In .Net, page size is 4K, so 1024 TLB entries will cover only 4MB of memory. Remember that the benchmarks executed so far used 1 GB arrays, so in the case of random and chained memory accesses essentially all L2 TLB lookups should fail. But the access times observed don’t seem to exhibit such large delays. So what is going on here? The only explanation I have is that the L3 cache is actually holding all the TLB entries (this could be easily tested by disabling the L3 cache). On x64 a TLB entry is 8 bytes long, so a 25 MB cache will hold one eighth that many TLB entries covering at most 12.5 GB of memory. Hence, to feel the full effect of missed L3 caches we would have to work with arrays much larger than 12.5 GB. I added a few extra tests which deal with much larger arrays. Since I am using arrays of longs and in .Net arrays cannot have more than Int32.MaxValue elements, I have used an array of arrays of longs. Here is an extract of the code for a simplified version of chained reads:
var arrays = sizes.Max().EnumerateTo().Select(t => new long[max]).ToArray(); ... for (int i = 0; i < steps; i++) { next = arrays[i%size][(11587L*(i+next)) & mask]; // first array should be retrieved from cache // integer division should be negligible }
The loop for the random reads is the same except for the next variable not appearing on the right hand side.

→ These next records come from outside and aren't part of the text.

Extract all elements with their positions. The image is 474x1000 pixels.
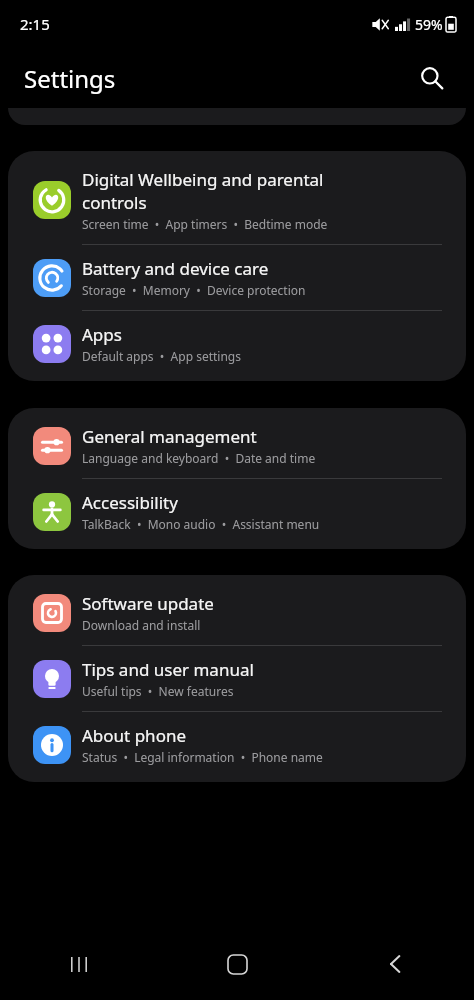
- staticText: Status • Legal information • Phone name: [82, 749, 323, 765]
- button[interactable]: General management: [8, 413, 466, 478]
- staticText: Screen time • App timers • Bedtime mode: [82, 216, 328, 232]
- staticText: Battery and device care: [82, 257, 269, 280]
- button[interactable]: Back: [316, 928, 474, 1000]
- staticText: 2:15: [20, 14, 50, 34]
- button[interactable]: Search: [410, 56, 454, 100]
- staticText: Language and keyboard • Date and time: [82, 450, 316, 466]
- staticText: Accessibility: [82, 491, 178, 514]
- button[interactable]: Digital Wellbeing and parental controls: [8, 156, 466, 244]
- button[interactable]: About phone: [8, 712, 466, 777]
- button[interactable]: Home: [158, 928, 316, 1000]
- staticText: 59%: [415, 15, 443, 34]
- button[interactable]: [8, 108, 466, 125]
- button[interactable]: Battery and device care: [8, 245, 466, 310]
- button[interactable]: Accessibility: [8, 479, 466, 544]
- button[interactable]: Tips and user manual: [8, 646, 466, 711]
- button[interactable]: Software update: [8, 580, 466, 645]
- staticText: Apps: [82, 323, 122, 346]
- button[interactable]: Apps: [8, 311, 466, 376]
- staticText: Software update: [82, 592, 214, 615]
- staticText: Digital Wellbeing and parental controls: [82, 168, 324, 214]
- button[interactable]: Recents: [0, 928, 158, 1000]
- staticText: General management: [82, 425, 257, 448]
- staticText: TalkBack • Mono audio • Assistant menu: [82, 516, 320, 532]
- staticText: Default apps • App settings: [82, 348, 241, 364]
- staticText: Tips and user manual: [82, 658, 254, 681]
- staticText: Storage • Memory • Device protection: [82, 282, 306, 298]
- staticText: Download and install: [82, 617, 201, 633]
- staticText: Settings: [24, 62, 116, 95]
- staticText: About phone: [82, 724, 187, 747]
- staticText: Useful tips • New features: [82, 683, 234, 699]
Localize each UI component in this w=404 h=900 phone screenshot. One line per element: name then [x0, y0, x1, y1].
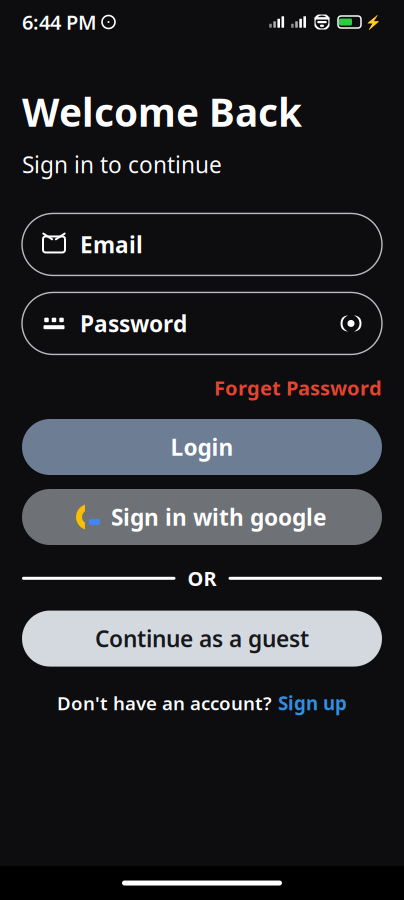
staticText: 6:44 PM	[22, 9, 97, 35]
staticText: Don't have an account?	[57, 691, 272, 715]
staticText: Forget Password	[214, 374, 382, 401]
button[interactable]: Don't have an account?	[0, 687, 404, 719]
staticText: Continue as a guest	[95, 624, 309, 654]
staticText: Sign in with google	[111, 502, 327, 532]
button[interactable]: Email	[22, 213, 382, 275]
staticText: Password	[80, 308, 187, 338]
staticText: Login	[170, 432, 234, 462]
staticText: OR	[188, 565, 216, 592]
button[interactable]: Password	[22, 292, 382, 354]
staticText: Welcome Back	[22, 86, 302, 137]
staticText: ⚡	[365, 14, 382, 30]
button[interactable]: Continue as a guest	[22, 611, 382, 667]
staticText: Email	[80, 229, 143, 260]
staticText: Sign up	[278, 691, 347, 715]
button[interactable]: Login	[22, 419, 382, 475]
button[interactable]: Forget Password	[214, 368, 382, 407]
staticText: Sign in to continue	[22, 149, 222, 179]
button[interactable]: Sign in with google	[22, 489, 382, 545]
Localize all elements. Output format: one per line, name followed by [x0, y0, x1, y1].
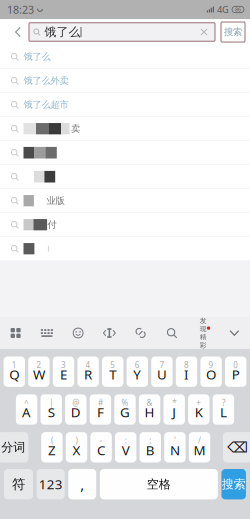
- staticText: 饿了么: [45, 25, 81, 39]
- staticText: 8: [184, 360, 189, 370]
- staticText: -: [100, 435, 103, 446]
- button[interactable]: 饿了么: [0, 45, 250, 69]
- staticText: 5: [110, 360, 115, 370]
- button[interactable]: [0, 165, 250, 189]
- staticText: ': [174, 435, 176, 446]
- button[interactable]: 饿了么超市: [0, 93, 250, 117]
- staticText: 18:23: [7, 2, 34, 17]
- staticText: 符: [12, 476, 25, 492]
- button[interactable]: 2: [28, 356, 50, 387]
- button[interactable]: 0: [225, 356, 246, 387]
- button[interactable]: Attachment: [125, 317, 156, 349]
- staticText: 空格: [147, 477, 171, 492]
- button[interactable]: 8: [176, 356, 197, 387]
- button[interactable]: (: [41, 432, 63, 462]
- staticText: 1: [12, 360, 17, 370]
- button[interactable]: Search: [156, 317, 187, 349]
- staticText: 7: [159, 360, 164, 370]
- button[interactable]: ⌫: [223, 432, 250, 462]
- staticText: 搜索: [224, 26, 242, 38]
- button[interactable]: Clear search text: [196, 24, 212, 40]
- staticText: 123: [39, 475, 63, 493]
- button[interactable]: Emoji: [62, 317, 94, 349]
- button[interactable]: +: [188, 394, 210, 425]
- button[interactable]: *: [164, 394, 185, 425]
- staticText: 分词: [1, 440, 25, 455]
- staticText: K: [195, 403, 203, 421]
- staticText: 精彩: [200, 333, 207, 349]
- button[interactable]: ,: [68, 469, 96, 499]
- staticText: 86: [235, 6, 241, 13]
- staticText: |: [49, 397, 53, 408]
- button[interactable]: &: [139, 394, 160, 425]
- staticText: &: [147, 397, 153, 408]
- button[interactable]: 1: [4, 356, 25, 387]
- button[interactable]: /: [189, 432, 210, 462]
- staticText: V: [122, 441, 130, 459]
- staticText: 业版: [46, 195, 64, 206]
- button[interactable]: 3: [53, 356, 74, 387]
- staticText: R: [84, 366, 92, 383]
- staticText: ?: [222, 397, 225, 408]
- button[interactable]: 分词: [0, 432, 28, 462]
- button[interactable]: #: [90, 394, 111, 425]
- button[interactable]: Back: [7, 21, 29, 43]
- button[interactable]: 业版: [0, 189, 250, 213]
- button[interactable]: -: [90, 432, 112, 462]
- staticText: *: [172, 397, 176, 408]
- button[interactable]: |: [40, 394, 62, 425]
- staticText: W: [33, 366, 45, 383]
- staticText: %: [122, 397, 128, 408]
- button[interactable]: @: [65, 394, 86, 425]
- button[interactable]: ^: [16, 394, 37, 425]
- button[interactable]: 6: [127, 356, 148, 387]
- button[interactable]: 符: [4, 469, 33, 499]
- button[interactable]: ): [66, 432, 87, 462]
- staticText: 6: [135, 360, 140, 370]
- staticText: L: [220, 403, 227, 421]
- staticText: ⌫: [227, 439, 248, 456]
- staticText: A: [22, 403, 31, 421]
- button[interactable]: Keyboard: [31, 317, 62, 349]
- staticText: 搜索: [222, 477, 246, 492]
- button[interactable]: 9: [200, 356, 222, 387]
- button[interactable]: 7: [151, 356, 173, 387]
- button[interactable]: Keyboard layouts: [0, 317, 31, 349]
- staticText: C: [97, 441, 105, 459]
- button[interactable]: 付: [0, 213, 250, 237]
- button[interactable]: %: [114, 394, 136, 425]
- button[interactable]: :: [115, 432, 136, 462]
- button[interactable]: ;: [140, 432, 161, 462]
- staticText: N: [170, 441, 180, 459]
- button[interactable]: 卖: [0, 117, 250, 141]
- staticText: X: [72, 441, 80, 459]
- staticText: 2: [36, 360, 41, 370]
- button[interactable]: [0, 141, 250, 165]
- staticText: #: [98, 397, 103, 408]
- button[interactable]: 搜索: [221, 469, 246, 499]
- button[interactable]: Hide keyboard: [219, 317, 250, 349]
- staticText: 饿了么超市: [24, 99, 68, 110]
- staticText: /: [198, 435, 201, 446]
- button[interactable]: 搜索: [221, 22, 245, 42]
- button[interactable]: Highlights: [188, 317, 219, 349]
- staticText: 饿了么: [24, 51, 50, 62]
- staticText: O: [206, 366, 216, 383]
- staticText: ;: [149, 435, 151, 446]
- staticText: J: [172, 403, 176, 421]
- staticText: S: [48, 403, 55, 421]
- button[interactable]: ?: [213, 394, 234, 425]
- button[interactable]: [0, 237, 250, 261]
- button[interactable]: 5: [102, 356, 123, 387]
- button[interactable]: ': [164, 432, 186, 462]
- staticText: 4G: [217, 3, 229, 16]
- button[interactable]: 饿了么外卖: [0, 69, 250, 93]
- button[interactable]: 空格: [100, 469, 218, 499]
- staticText: P: [232, 366, 240, 383]
- button[interactable]: 123: [37, 469, 65, 499]
- staticText: 饿了么外卖: [24, 75, 68, 86]
- staticText: Y: [133, 366, 141, 383]
- staticText: @: [72, 397, 79, 408]
- button[interactable]: 4: [77, 356, 99, 387]
- button[interactable]: Symbols: [94, 317, 125, 349]
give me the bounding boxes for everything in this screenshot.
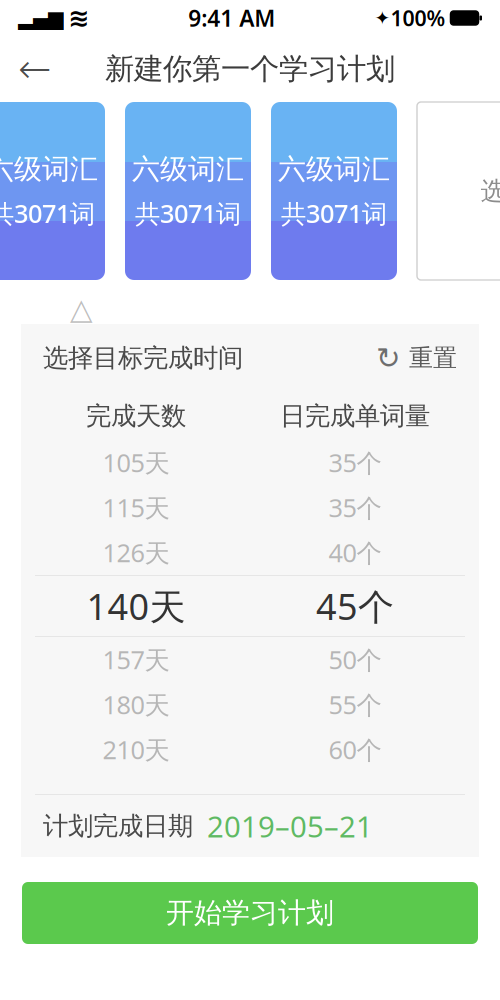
button[interactable]: 126天 bbox=[21, 530, 479, 575]
button[interactable]: ↻ bbox=[376, 341, 457, 375]
staticText: 210天 bbox=[102, 733, 170, 766]
staticText: 180天 bbox=[102, 688, 170, 721]
staticText: 六级词汇 bbox=[0, 152, 98, 186]
staticText: 105天 bbox=[102, 446, 170, 479]
button[interactable]: 115天 bbox=[21, 485, 479, 530]
button[interactable]: 157天 bbox=[21, 637, 479, 682]
staticText: 35个 bbox=[328, 491, 382, 524]
staticText: 选择目标完成时间 bbox=[43, 342, 243, 374]
staticText: 157天 bbox=[102, 643, 170, 676]
button[interactable]: Back bbox=[8, 42, 62, 96]
staticText: 共3071词 bbox=[281, 196, 387, 230]
staticText: 完成天数 bbox=[86, 400, 186, 432]
staticText: 重置 bbox=[409, 343, 457, 373]
staticText: 115天 bbox=[102, 491, 170, 524]
staticText: 开始学习计划 bbox=[166, 896, 334, 930]
staticText: ✦ bbox=[374, 7, 390, 29]
button[interactable]: 选择词书 bbox=[417, 102, 500, 280]
staticText: 2019–05–21 bbox=[207, 806, 373, 846]
button[interactable]: 105天 bbox=[21, 440, 479, 485]
button[interactable]: 六级词汇 bbox=[125, 102, 251, 280]
staticText: 选 bbox=[480, 175, 500, 206]
staticText: 50个 bbox=[328, 643, 382, 676]
staticText: ↻ bbox=[376, 341, 401, 375]
staticText: 60个 bbox=[328, 733, 382, 766]
staticText: 45个 bbox=[316, 582, 394, 630]
staticText: 55个 bbox=[328, 688, 382, 721]
staticText: 新建你第一个学习计划 bbox=[105, 51, 395, 87]
staticText: ≋ bbox=[68, 4, 89, 32]
staticText: 35个 bbox=[328, 446, 382, 479]
staticText: 9:41 AM bbox=[188, 3, 275, 33]
button[interactable]: 开始学习计划 bbox=[22, 882, 478, 944]
staticText: 共3071词 bbox=[135, 196, 241, 230]
staticText: 六级词汇 bbox=[132, 152, 244, 186]
button[interactable]: 210天 bbox=[21, 727, 479, 772]
staticText: 共3071词 bbox=[0, 196, 95, 230]
staticText: ← bbox=[18, 46, 52, 92]
staticText: ▂▄▆ bbox=[18, 7, 63, 29]
staticText: 计划完成日期 bbox=[43, 810, 193, 842]
staticText: 六级词汇 bbox=[278, 152, 390, 186]
button[interactable]: 180天 bbox=[21, 682, 479, 727]
button[interactable]: 六级词汇 bbox=[0, 102, 105, 280]
staticText bbox=[63, 6, 68, 30]
staticText: 100% bbox=[390, 4, 446, 32]
button[interactable]: 六级词汇 bbox=[271, 102, 397, 280]
staticText: 40个 bbox=[328, 536, 382, 569]
staticText: 126天 bbox=[102, 536, 170, 569]
staticText: 日完成单词量 bbox=[280, 400, 430, 432]
staticText: 140天 bbox=[86, 582, 186, 630]
staticText: △ bbox=[70, 292, 93, 326]
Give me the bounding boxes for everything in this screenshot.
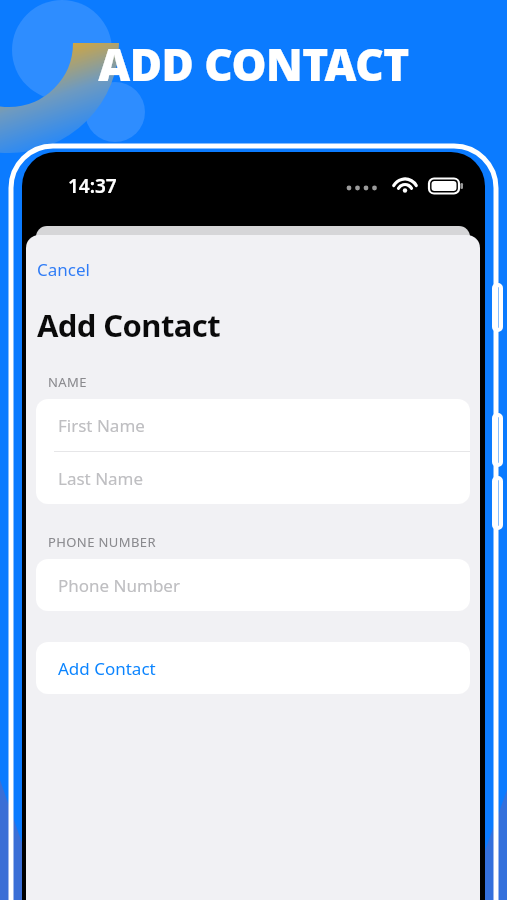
button[interactable]: Last Name	[36, 452, 470, 504]
button[interactable]: Phone Number	[36, 559, 470, 611]
staticText: PHONE NUMBER	[48, 533, 156, 551]
button[interactable]: First Name	[36, 399, 470, 451]
staticText: 14:37	[68, 173, 117, 199]
staticText: NAME	[48, 373, 87, 391]
staticText: Cancel	[37, 258, 90, 281]
staticText: Last Name	[58, 467, 144, 490]
button[interactable]: Cancel	[29, 254, 98, 285]
staticText: ADD CONTACT	[0, 34, 507, 94]
staticText: Phone Number	[58, 574, 180, 597]
staticText: Add Contact	[58, 657, 156, 680]
button[interactable]: Add Contact	[36, 642, 470, 694]
staticText: First Name	[58, 414, 145, 437]
staticText: Add Contact	[37, 304, 220, 346]
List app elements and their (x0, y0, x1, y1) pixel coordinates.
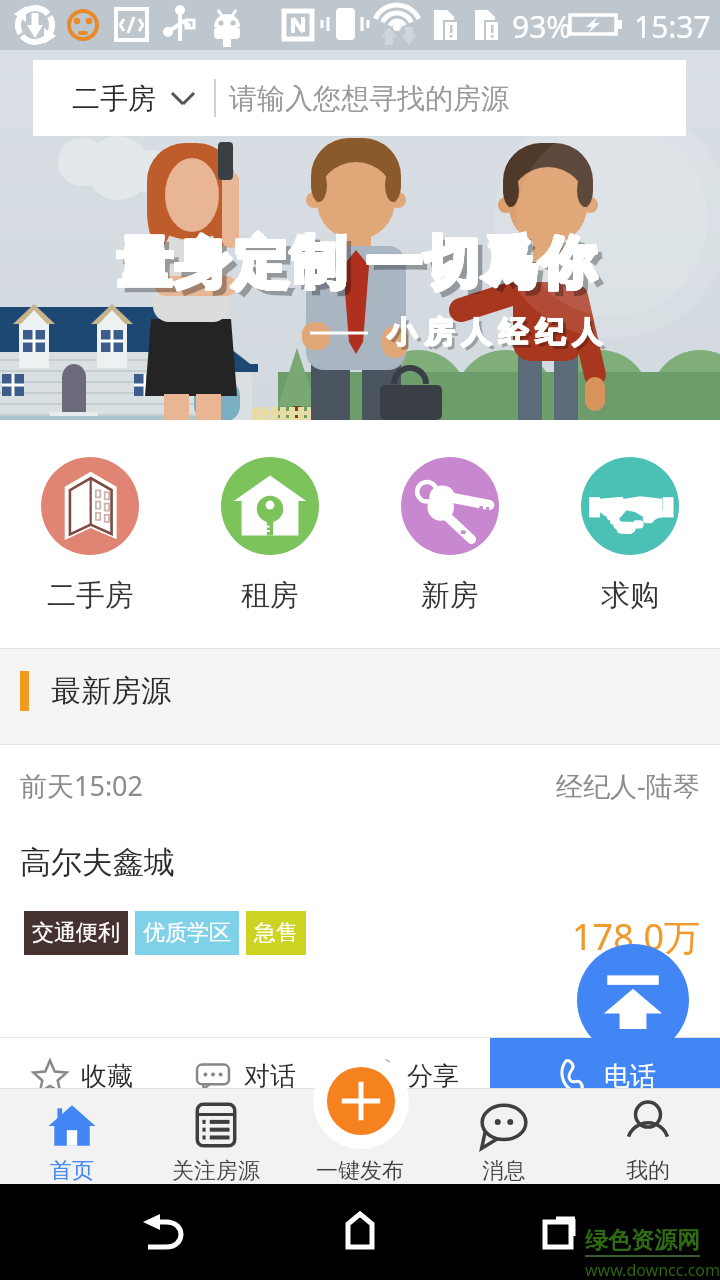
button[interactable]: Scroll to top (577, 944, 689, 1056)
staticText: 二手房 (72, 81, 156, 116)
button[interactable]: Home (315, 1184, 405, 1280)
button[interactable]: 电话 (490, 1038, 720, 1114)
staticText: 请输入您想寻找的房源 (229, 81, 509, 116)
staticText: 量身定制 一切爲你 (116, 223, 598, 298)
button[interactable]: 新房 (360, 420, 540, 648)
staticText: 178.0万 (572, 912, 701, 961)
staticText: 小房人经纪人 (383, 313, 605, 351)
staticText: 租房 (241, 577, 299, 614)
button[interactable]: 前天15:02 (0, 745, 720, 1037)
staticText: 电话 (604, 1060, 656, 1093)
button[interactable]: 收藏 (0, 1038, 163, 1114)
button[interactable]: 我的 (576, 1088, 720, 1184)
staticText: 量身定制 一切爲你 (117, 222, 599, 297)
staticText: 收藏 (81, 1060, 133, 1093)
staticText: 新房 (421, 577, 479, 614)
staticText: 量身定制 一切爲你 (117, 224, 599, 299)
staticText: 前天15:02 (20, 767, 144, 804)
staticText: 优质学区 (143, 919, 231, 947)
staticText: 量身定制 一切爲你 (117, 223, 599, 298)
button[interactable]: 关注房源 (144, 1088, 288, 1184)
staticText: 交通便利 (32, 919, 120, 947)
staticText: 量身定制 一切爲你 (118, 223, 600, 298)
button[interactable]: 租房 (180, 420, 360, 648)
staticText: 我的 (626, 1157, 670, 1184)
staticText: 绿色资源网 (585, 1226, 700, 1255)
button[interactable]: 首页 (0, 1088, 144, 1184)
staticText: 15:37 (634, 6, 711, 47)
staticText: 求购 (601, 577, 659, 614)
staticText: 量身定制 一切爲你 (118, 224, 600, 299)
staticText: 消息 (482, 1157, 526, 1184)
staticText: 急售 (254, 919, 298, 947)
staticText: 93% (512, 6, 572, 47)
staticText: 量身定制 一切爲你 (116, 224, 598, 299)
staticText: 量身定制 一切爲你 (118, 222, 600, 297)
button[interactable]: 一键发布 (288, 1088, 432, 1184)
staticText: 经纪人-陆琴 (556, 767, 700, 804)
staticText: www.downcc.com (585, 1259, 720, 1280)
button[interactable]: 二手房 (33, 60, 686, 136)
staticText: 一键发布 (316, 1157, 404, 1184)
button[interactable]: 二手房 (0, 420, 180, 648)
staticText: 小房人经纪人 (384, 313, 606, 351)
button[interactable]: Back (120, 1184, 210, 1280)
staticText: 小房人经纪人 (384, 314, 606, 352)
button[interactable]: 消息 (432, 1088, 576, 1184)
staticText: 量身定制 一切爲你 (116, 222, 598, 297)
button[interactable]: 对话 (163, 1038, 326, 1114)
staticText: 二手房 (47, 577, 134, 614)
staticText: 分享 (407, 1060, 459, 1093)
staticText: 首页 (50, 1157, 94, 1184)
staticText: 最新房源 (51, 672, 171, 710)
staticText: 对话 (244, 1060, 296, 1093)
button[interactable]: Recent apps (515, 1184, 605, 1280)
button[interactable]: 一键发布 (313, 1053, 409, 1149)
staticText: 小房人经纪人 (387, 317, 609, 355)
button[interactable]: 求购 (540, 420, 720, 648)
staticText: 高尔夫鑫城 (20, 843, 175, 882)
staticText: 小房人经纪人 (383, 314, 605, 352)
staticText: 关注房源 (172, 1157, 260, 1184)
staticText: 量身定制 一切爲你 (123, 229, 605, 304)
button[interactable]: 分享 (326, 1038, 490, 1114)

Here are the results for the 8 cores machine with 30 GB of memory for chained readd:
Well, the full impact of TLB misses is rather clear, memory access is gone from 110 ns to 185 ns and keeps increasing. Caches have become quite complex and I will not attempt to explain the results! Suffice to say that it exhibits a classic cache saturation curve. For 1GB arrays cache hit is close to 100% (1GB needs only 2 MB of TLB entries), while above 30GB cache hit will be close to 0% (30GB requires 60 MB of TLB entries). Maximum values will be somewhere around 190 ns or 200 ns, which corresponds to a doubling of the access time (allowing for 10 or 15 ns for L3 access).
The other case to consider is the random reads one:
For random reads, the shape of the curve is very different… and frankly, I have even less to says 🙂 But a few things are worth mentioning. Firstly it seems to start flat which was not the case for the chained reads. Secondly it saturates at already 10 GB with a latency over three times the starting value, while one could expect the maximum latency to be twice that starting value.
Unsurprisingly there, array size has no effect on the performance of sequential reads. Note that it takes about 500 ns to read 4KB. In the worst case, adding a 110 ns delay every 500 ns would increase the average latency by 20 percent. In practice, subsequent TLB entries (assuming linear organization) should be prefetched, and hence have no impact.
So it looks like some of my previous results will not be applicable to very large data sets, so I better rerun my previous benchmarks on much larger arrays!
Bottom line is that for very large arrays the impact of TLB misses due to the tiny pages has a massive effect on latency. Best solution would be to use larger pages, but, sadly enough, that option doesn’t seem to be available in .Net.
[ 10 April 2016] I have updated some previous posts with the latest version of the benchmarks which now share a single 1 GB array to minimize the impact of TLB misses.
I don’t know if this is controllable by .Net, and my knowledge of Windows is zero, but what if you use this procedure (https://msdn.microsoft.com/en-us/library/windows/desktop/aa366720%28v=vs.85%29.aspx) and call your test from a script or C program stub?
It would be nice to repeat that experiment with and w/o large (huge in Linux 😉 pages.
Looks like it is hardcoded to the default in .NET 😦 I had a look at the source code of Core.Clr and can’t see any use of the MEM_LARGE_PAGE or MEM_4MB_PAGES flags. Being able to build the CLR means that someone brave enough could have a go at trying to change the default to use MEM_LARGE_PAGE.